Ward two draws most City council candidates since 1970s

Ward two has not seen tough competition for candidates in 15 years, what has changed?

Ward+2+Council+Member+Cam+Gordon+poses+for+a+portrait+in+his+office+at+Minneapolis+City+Hall+in+2017.

Max Ostenso

Ward 2 Council Member Cam Gordon poses for a portrait in his office at Minneapolis City Hall in 2017.

by Emalyn Muzzy

In the upcoming city election, there are five Ward two candidates on the ballot, something that has not been seen for over 40 years.

As Minneapolis approaches its first municipal election since George Floyd’s murder and the following unrest, it is clear that there has been an increase in civic engagement in Ward two. These five candidates come from a wide range of backgrounds, but all are looking to help Minneapolis through a period of immense change.

The last time there were five candidates was in 1977, with most of the following elections drawing two candidates. Current representative Cam Gordon was elected in 2005, and has not seen tough opposition since his election year.

The candidates are Gordon, Yusra Arab, Robin Wonsley Worlobah, Tom Anderson and Guy Gaskin. Gordon represents the Green Party while Wonsley Worlobah is part of the Democratic Socialist Party. Arab is a DFL candidate and advocate for Ward two’s East African population. Anderson is a DFL candidate with a background in teaching. Gaskin is the lone Republican candidate running in a neighborhood that tends to vote progressively.

City finds itself at a turning point

Wonsley Worlobah, Arab and Anderson said they decided to run for city Council after Floyd’s murder and the subsequent disarray of the city.

“The world is really looking at Minneapolis after the uprisings,” Wonsley Worlobah said. “How do you actually go about changing the conditions that drive apartheid conditions in your city?”

Currently, the city Council is dealing with how to reform, or replace, the police department, solve the racial disparities among several city systems, such as the Black-white homeownership gap and create more affordable housing.

When the Minneapolis City Council vowed to dismantle the Minneapolis Police Department in June 2020, Arab said she felt they did this without a concrete plan.

“I haven’t seen the Council step up and actually implement a significant plan that includes communities that are most impacted by these decisions, which is one of the promises that they made on stage,” she said.

When Arab worked as a policy aide for the Ward six City Council member, she said she noticed a disconnect between city hall and its constituents. She watched city officials who didn’t know much about the East African community struggle to communicate with them.

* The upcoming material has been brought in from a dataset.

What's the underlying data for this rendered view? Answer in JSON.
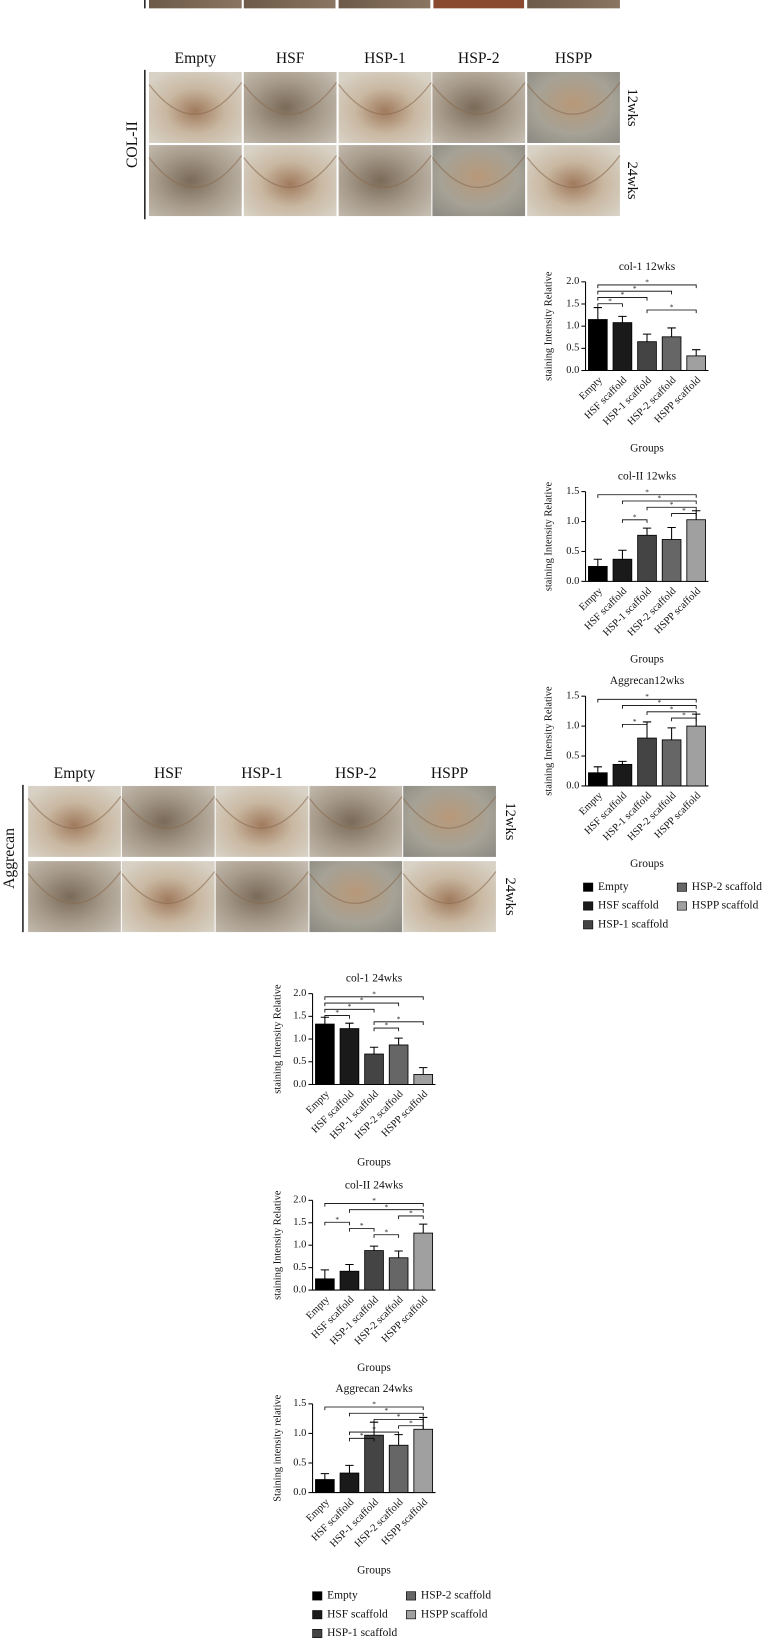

“The East African community is a traditionally oral society, so by just spreading the community with flyers about resources, they would never get traction and they were wondering why,” Arab said.

Ward two creates room for independents

Currently, Gordon is the only independent party member that exists within the city Council. Every other Council member is in the Democratic-Farmer-Labor (DFL) Party.

Southeast Como Improvement Agency President Ben Brummel said he wouldn’t be surprised if Wonsley Worlobah does well in Ward two given the fact that it already elected a progressive independent. Historically, Ward two has been run, like much of the city, by DFL party members. In the 1970s and early 1980s, there was strong competition from independents, but DFL members usually won.

This changed when Gordon ran for the first time in 2001. Although he was not elected that year, he came in a close second, losing by about 100 votes. In the terms before he took office, Gordon said there were Green Party members on the Council, but when he was elected, he was the only one.

Within Ward two, there is a large student population living in Prospect Park, Southeast Como and Cedar-Riverside. Younger generations, including Millennials and Gen-Z, tend to vote more liberally, according to the Pew Research Center.

There is not a strong Democrat vs. Republican debate happening in Minneapolis at the local election level, Gordon said.

“I think people also see that City Council is nonpartisan, and party connection maybe isn’t as important as it might be when they’re thinking about the state legislature, or Congress where it seems like that majority parties are really important,” Gordon said.

Gordon’s 15 years in Ward two

Through the last 15 years, Gordon said he helped create the Dinkytown Greenway, which is the trail system running along the train tracks in Dinkytown. These trails connect to others along West River Parkway and continues to run near downtown Minneapolis. He also helped get protected bike lanes along the Franklin Avenue Bridge near Seward.

He said he has been a part of getting rid of parking minimums and overall, transitioning Minneapolis into a walkable city.

“[As city Council member], you really have an opportunity to help people and improve people’s lives,” Gordon said. “A lot of people think about politics and they think about it at the national and the federal level, but it’s at this local level where you can really partner with folks and … help people solve problems.”

Guy Gaskin did not respond to the Minnesota Daily’s requests to interview.